As they increase in number the worms begin to take up space in the heart and pulmonary vessels causing high blood pressure, difficulty in breathing, and eventually death due to heart failure.
Heartworm is spread from animal to animal by mosquitoes. When the mosquito feeds on the blood of an infected animal, immature worms (called microfilaria) enter the mosquito. The microfilaria must then undergo an incubation period inside the mosquito during which the temperature outside must be constantly warm for several weeks. Because of this developmental period, danger of infection for pets begins in the spring after a few weeks of warm weather.
After the heartworm has reached the infective stage inside the mosquito, it is passed to a new host animal when the mosquito bites again. After entering the new host, microfilaria must spend up to five months maturing before they migrate to the pulmonary arteries. During this developmental period the worms cannot be detected, so veterinarians recommend testing for heartworm every spring in case infection occurred the previous summer.
Once the worms reach the pulmonary arteries, they grow and reproduce, releasing more microfilaria into the bloodstream. The next mosquito that bites this host animal then carries the heartworm microfilaria to its next victim, starting the cycle of infection anew.
Signs of heartworm include coughing, fainting, fatigue, and difficulty breathing. Animals may have heartworm for several years before showing any sign of the disease, and when signs finally occur, the heart and pulmonary arteries are often so full of worms that treatment becomes very risky.
Treatment for this disease can be just as taxing to the animal as the infection. The primary treatment available for heartworms is a form of arsenic administered at doses designed to kill the worms but not the dog. Although this treatment is safer today than in the past, there is still a risk that the animal may suffer complications, especially in those dogs that have large numbers of worms.

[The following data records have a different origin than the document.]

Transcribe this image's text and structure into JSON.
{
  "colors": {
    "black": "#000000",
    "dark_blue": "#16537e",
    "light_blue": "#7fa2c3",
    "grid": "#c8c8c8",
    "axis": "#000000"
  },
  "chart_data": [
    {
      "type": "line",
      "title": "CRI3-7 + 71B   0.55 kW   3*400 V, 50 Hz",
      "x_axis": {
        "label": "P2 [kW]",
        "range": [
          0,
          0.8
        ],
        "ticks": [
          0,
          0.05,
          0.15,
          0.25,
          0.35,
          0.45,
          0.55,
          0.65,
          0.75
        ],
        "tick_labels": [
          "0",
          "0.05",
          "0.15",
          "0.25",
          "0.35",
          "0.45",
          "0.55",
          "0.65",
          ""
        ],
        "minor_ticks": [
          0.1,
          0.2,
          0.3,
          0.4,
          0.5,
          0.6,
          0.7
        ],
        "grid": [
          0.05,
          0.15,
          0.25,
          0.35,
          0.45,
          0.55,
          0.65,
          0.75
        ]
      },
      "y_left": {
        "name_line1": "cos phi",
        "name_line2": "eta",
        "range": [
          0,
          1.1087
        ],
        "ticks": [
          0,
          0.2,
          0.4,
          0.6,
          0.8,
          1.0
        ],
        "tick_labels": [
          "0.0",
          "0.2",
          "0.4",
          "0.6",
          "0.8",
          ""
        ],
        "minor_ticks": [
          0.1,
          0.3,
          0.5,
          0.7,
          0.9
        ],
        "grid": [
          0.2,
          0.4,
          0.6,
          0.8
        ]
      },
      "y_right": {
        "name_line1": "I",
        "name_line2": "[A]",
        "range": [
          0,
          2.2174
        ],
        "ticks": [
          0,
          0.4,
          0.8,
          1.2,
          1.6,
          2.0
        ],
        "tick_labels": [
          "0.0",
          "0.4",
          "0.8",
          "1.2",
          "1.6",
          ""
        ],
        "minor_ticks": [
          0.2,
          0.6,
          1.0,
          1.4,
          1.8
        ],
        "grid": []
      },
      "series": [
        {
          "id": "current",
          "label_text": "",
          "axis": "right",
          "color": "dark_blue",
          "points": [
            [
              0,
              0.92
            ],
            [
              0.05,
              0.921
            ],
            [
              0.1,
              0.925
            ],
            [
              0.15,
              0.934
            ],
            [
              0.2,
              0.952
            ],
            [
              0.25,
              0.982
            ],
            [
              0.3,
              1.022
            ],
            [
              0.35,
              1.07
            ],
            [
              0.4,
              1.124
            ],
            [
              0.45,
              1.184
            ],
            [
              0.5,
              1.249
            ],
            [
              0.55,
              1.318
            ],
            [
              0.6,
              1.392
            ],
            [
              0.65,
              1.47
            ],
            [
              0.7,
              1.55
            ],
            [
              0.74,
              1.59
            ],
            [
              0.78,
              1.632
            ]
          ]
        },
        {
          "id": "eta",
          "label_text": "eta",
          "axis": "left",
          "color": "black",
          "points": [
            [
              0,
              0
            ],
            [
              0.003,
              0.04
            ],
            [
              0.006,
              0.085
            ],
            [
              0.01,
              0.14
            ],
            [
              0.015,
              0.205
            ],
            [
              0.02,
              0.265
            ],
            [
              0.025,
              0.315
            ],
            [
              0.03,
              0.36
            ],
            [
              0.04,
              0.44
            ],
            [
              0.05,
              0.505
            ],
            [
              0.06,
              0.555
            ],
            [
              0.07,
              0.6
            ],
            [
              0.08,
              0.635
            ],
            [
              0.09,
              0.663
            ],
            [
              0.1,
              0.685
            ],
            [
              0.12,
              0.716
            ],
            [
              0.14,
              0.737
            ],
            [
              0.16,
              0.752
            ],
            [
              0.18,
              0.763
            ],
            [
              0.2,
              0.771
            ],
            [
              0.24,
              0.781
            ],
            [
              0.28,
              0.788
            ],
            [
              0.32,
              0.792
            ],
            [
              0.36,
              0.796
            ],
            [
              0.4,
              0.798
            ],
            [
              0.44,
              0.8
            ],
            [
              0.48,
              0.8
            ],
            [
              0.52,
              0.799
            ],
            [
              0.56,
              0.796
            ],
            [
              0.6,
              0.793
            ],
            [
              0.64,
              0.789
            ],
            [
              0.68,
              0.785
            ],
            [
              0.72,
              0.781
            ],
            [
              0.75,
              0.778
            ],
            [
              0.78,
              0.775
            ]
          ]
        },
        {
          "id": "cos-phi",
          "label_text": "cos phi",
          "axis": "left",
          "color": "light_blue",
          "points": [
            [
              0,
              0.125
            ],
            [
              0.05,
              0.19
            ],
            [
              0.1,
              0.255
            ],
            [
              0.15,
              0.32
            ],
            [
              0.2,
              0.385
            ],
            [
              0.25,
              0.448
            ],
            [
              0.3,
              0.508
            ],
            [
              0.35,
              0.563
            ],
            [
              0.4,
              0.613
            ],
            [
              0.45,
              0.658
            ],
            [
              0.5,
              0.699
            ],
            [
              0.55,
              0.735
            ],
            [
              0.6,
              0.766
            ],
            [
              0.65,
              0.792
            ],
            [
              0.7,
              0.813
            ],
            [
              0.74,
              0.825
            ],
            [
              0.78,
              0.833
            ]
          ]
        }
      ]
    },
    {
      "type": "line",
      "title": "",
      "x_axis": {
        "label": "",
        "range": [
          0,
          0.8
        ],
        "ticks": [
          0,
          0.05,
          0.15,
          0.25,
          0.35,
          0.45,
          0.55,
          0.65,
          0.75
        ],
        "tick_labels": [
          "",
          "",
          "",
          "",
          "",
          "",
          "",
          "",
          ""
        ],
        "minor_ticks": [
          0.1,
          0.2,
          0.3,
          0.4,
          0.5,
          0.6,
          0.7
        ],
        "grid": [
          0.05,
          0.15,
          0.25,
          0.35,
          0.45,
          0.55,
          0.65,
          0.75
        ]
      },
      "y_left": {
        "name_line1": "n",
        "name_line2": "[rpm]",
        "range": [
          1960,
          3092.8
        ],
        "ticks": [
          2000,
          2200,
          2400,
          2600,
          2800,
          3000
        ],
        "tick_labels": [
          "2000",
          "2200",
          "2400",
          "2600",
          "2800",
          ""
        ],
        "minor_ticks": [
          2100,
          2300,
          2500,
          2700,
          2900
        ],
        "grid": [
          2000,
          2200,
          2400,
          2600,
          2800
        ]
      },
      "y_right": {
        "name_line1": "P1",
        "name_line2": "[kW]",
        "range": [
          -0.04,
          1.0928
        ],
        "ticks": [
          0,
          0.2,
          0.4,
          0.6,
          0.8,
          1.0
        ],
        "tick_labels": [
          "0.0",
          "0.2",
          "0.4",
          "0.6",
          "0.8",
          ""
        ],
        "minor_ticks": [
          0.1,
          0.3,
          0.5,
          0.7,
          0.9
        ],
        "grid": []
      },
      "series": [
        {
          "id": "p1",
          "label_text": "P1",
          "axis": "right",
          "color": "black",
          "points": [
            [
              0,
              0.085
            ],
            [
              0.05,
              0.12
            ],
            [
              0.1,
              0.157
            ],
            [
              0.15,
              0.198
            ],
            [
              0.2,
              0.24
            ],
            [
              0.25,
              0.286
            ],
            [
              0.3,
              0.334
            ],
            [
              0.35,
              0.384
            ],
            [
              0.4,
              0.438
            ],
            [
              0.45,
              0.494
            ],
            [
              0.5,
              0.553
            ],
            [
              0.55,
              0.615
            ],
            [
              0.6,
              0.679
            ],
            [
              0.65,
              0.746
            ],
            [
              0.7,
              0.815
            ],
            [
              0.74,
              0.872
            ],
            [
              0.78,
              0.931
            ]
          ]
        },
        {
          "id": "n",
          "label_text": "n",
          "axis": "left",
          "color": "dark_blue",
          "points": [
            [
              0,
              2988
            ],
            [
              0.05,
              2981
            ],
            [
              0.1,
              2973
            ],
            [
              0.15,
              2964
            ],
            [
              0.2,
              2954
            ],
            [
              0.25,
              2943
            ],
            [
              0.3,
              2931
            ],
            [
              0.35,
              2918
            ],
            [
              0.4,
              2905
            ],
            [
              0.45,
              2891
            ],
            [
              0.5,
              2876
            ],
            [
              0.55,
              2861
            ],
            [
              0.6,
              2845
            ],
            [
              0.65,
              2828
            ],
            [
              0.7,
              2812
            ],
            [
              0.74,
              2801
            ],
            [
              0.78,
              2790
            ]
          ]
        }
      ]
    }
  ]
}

Cats are not as susceptible to heartworm infection as dogs are; however, in areas where incidence of heartworm is high in dogs, some cats will inevitably contract heartworm disease as well. It is theorised that the lower incidence in cats is due to the cat’s ability to fight off the infection. Signs of heartworm in cats include coughing, difficult breathing, and intermittent vomiting. Sudden collapse and death can also occur as a result of even a single worm infection.
Without a doubt, the easiest way to keep your pet from getting this disease is to prevent infection. There are a variety of options for preventing heartworm infection, including daily and monthly tablets and chewables and monthly topicals.
Some preventatives, if given to an animal that already has heartworm, may cause a life-threatening reaction. In addition, if the heartworms are already present in the animal, the preventative will not kill them, leaving them free to cause damage and eventual heart failure. The preventative acts by killing the infective forms of the worm before they have a chance to develop into adults.